O processo aberto na Justiça fluminense segue o Estatuto da Criança e do Adolescente, Lei 8.069, de 1990, entre outras leis. Embora não haja restrição à adoção por parceiros e parceiras do mesmo sexo, casos como o de Letícia e Arlécia ainda causam polêmica.

Respaldo da Constituição

A afirmação de que criança adotada que vive em lar homossexual será socialmente estigmatizada vem sendo pouco a pouco derrubada por pesquisas nas quais se constataram a inexistência de diferenças na identidade de gênero ou na orientação sexual das crianças e adolescentes. Mas muitas pessoas não concordam com os resultados desses estudos.

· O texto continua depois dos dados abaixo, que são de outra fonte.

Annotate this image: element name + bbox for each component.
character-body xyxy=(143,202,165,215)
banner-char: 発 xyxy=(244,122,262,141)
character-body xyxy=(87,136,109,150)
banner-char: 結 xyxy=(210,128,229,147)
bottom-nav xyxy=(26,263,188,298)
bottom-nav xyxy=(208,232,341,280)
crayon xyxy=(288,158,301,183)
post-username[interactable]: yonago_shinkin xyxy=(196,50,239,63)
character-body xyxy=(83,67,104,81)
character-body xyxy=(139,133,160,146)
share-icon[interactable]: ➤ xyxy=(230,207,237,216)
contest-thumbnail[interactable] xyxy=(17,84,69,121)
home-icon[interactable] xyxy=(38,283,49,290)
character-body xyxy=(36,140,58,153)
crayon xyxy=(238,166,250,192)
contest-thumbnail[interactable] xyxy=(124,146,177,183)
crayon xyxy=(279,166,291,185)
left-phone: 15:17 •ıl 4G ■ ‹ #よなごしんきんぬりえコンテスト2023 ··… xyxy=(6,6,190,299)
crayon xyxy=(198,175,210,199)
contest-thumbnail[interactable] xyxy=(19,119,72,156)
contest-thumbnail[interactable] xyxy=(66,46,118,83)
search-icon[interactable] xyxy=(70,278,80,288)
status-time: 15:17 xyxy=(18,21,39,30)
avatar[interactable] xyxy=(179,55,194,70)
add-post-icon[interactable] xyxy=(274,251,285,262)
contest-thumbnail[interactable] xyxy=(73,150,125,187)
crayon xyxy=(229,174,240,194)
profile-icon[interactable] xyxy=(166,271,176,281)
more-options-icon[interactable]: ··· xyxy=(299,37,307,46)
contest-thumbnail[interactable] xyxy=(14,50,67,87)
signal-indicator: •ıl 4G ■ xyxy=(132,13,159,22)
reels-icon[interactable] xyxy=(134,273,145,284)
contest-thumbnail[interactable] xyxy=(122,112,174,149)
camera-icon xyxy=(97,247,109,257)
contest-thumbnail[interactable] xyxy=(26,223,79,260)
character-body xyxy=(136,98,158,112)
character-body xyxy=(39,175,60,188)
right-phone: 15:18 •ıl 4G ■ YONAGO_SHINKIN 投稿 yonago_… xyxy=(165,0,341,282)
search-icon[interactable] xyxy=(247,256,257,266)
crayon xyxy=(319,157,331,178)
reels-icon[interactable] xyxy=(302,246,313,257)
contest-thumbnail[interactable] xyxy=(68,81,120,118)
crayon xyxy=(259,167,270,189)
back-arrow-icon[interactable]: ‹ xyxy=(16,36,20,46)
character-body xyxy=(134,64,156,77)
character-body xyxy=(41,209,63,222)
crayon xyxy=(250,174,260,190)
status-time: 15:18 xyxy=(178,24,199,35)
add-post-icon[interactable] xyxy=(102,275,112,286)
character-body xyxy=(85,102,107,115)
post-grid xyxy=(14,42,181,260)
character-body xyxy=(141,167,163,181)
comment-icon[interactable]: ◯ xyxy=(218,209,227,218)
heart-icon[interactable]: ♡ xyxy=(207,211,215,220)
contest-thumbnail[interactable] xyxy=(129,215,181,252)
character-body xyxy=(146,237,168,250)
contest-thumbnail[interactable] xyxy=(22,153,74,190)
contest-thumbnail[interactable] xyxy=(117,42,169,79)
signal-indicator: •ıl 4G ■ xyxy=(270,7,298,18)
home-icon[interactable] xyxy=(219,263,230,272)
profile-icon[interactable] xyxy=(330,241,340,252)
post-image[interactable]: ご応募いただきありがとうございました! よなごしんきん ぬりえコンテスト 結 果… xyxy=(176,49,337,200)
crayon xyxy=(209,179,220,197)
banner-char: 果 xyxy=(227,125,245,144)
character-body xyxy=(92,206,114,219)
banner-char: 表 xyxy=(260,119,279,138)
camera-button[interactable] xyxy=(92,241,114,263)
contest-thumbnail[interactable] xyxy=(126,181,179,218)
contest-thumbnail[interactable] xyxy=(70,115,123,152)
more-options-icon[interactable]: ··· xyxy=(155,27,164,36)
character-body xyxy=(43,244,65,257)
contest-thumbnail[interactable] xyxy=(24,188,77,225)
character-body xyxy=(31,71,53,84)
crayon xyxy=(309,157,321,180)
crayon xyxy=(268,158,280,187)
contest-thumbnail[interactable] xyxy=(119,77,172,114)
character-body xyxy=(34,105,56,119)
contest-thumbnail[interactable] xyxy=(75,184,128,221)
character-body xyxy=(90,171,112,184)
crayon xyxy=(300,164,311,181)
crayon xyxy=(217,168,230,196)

Na ação que já dura três anos, a Defensoria Pública do Estado do Rio destaca que a adoção homossexual encontra respaldo na Constituição Federal, “que consagra o princípio da proteção integral e prevê a adoção como forma de atender o direito à convivência familiar e comunitária, não havendo qualquer vedação legal ao pedido de adoção por parte de pessoas que mantenham relação de afeto, independentemente de sexo”.

Sublinha, ainda, que requisitos legais estão sendo seguidos, citando a capacidade civil das companheiras, diferença de idade superior a 16 anos entre adotante e adotado e o quadro geral favorável, “uma vez que há convivência de fato com a criança, assistência afetiva, moral e material”.

Primeira vez

Quando Letícia Sarmento se cadastrou no Juizado de Menores, ela o fez identificando Arlete como sua companheira. Nos encontros que se seguiram com psicólogos e assistentes sociais, um ano depois, ambas estavam sempre juntas, assim como lado a lado percorreram os abrigos. “No início deu para perceber que os entrevistadores tinham despreparo face a situação. Não era um preconceito, mas incapacidade em lidar com o fato” explica.

A intolerância, segundo ela, deu as caras dois anos depois, quando identificaram C.no abrigo. “O juiz Sandro Espindola negou todas as guardas provisórias, com aval da Promotoria, deixando de considerar, que o menino estava com pneumonia dupla, subnutrido, coberto com feridas na pele e com o estado emocional tão abalado que seu cabelo não nascia, apesar dele ter 1 ano e três meses”.

De acordo com Arlécia, o menor ficou cinco meses tratando-se com diversos especialistas. Algumas conseqüências ainda se fazem notar, como a volta da pneumonia, apesar da assistência médica.

Quando se sentiram impotentes para tocar o processo, as duas recorreram a amigos e bateram na porta da Defensoria Pública. “Na instituição encontramos pessoas efetivamente interessadas em ajudar” enfatiza Letícia Sarmento, mostrando na mesa da defensora Eufrásia Souza fotos de C. à época e imagens mais recentes.

Como inúmeras outras pessoas no Estado do Rio, as duas reclamam da extrema lentidão do Judiciário fluminense num processo de adoção. “Quem decide ter um filho que não fecundou tem pressa. A gravidez acontece quando você entra no Juizado pela primeira vez. Não deveria ser algo que levasse mais de nove meses” reclama a jornalista, sublinhando que do grupo de 40 pessoas da qual fazia parte há gente esperando até hoje a Carta de Adoção.

Ela afirma ter esperado um ano pela primeira entrevista e quase dois anos até receber a lista com os endereços dos orfanatos e abrigos a visitar. “E olha que para agilizar o processo, além de deixarmos claro nossa estável relação e condições financeiras para cuidar de uma criança, declaramos aceitar qualquer menor com até três anos de idade”.

Finalmente, de posse da relação, achar C. demorou só um mês. “Foi amor à primeira vista”. O primeiro Termo de Guarda Provisória foi emitido dia 12 de abril do ano passado.

Sincera, Letícia não hesita quando perguntada que conselho daria as pessoas que querem ter um filho adotivo. “Vão para fora do Rio. Só conseguimos na cidade porque surgiram anjos da guarda em nosso caminho. Não fosse isso, a burocracia teria nos derrotado. Quase enlouquece a lentidão do andamento do processo. A desinformação é geral, inclusive nos abrigos”.

Não é por menos que passado já tanto sufoco, as duas terão o que comemorar nesse Dia das Mães. Com C. ao lado, claro.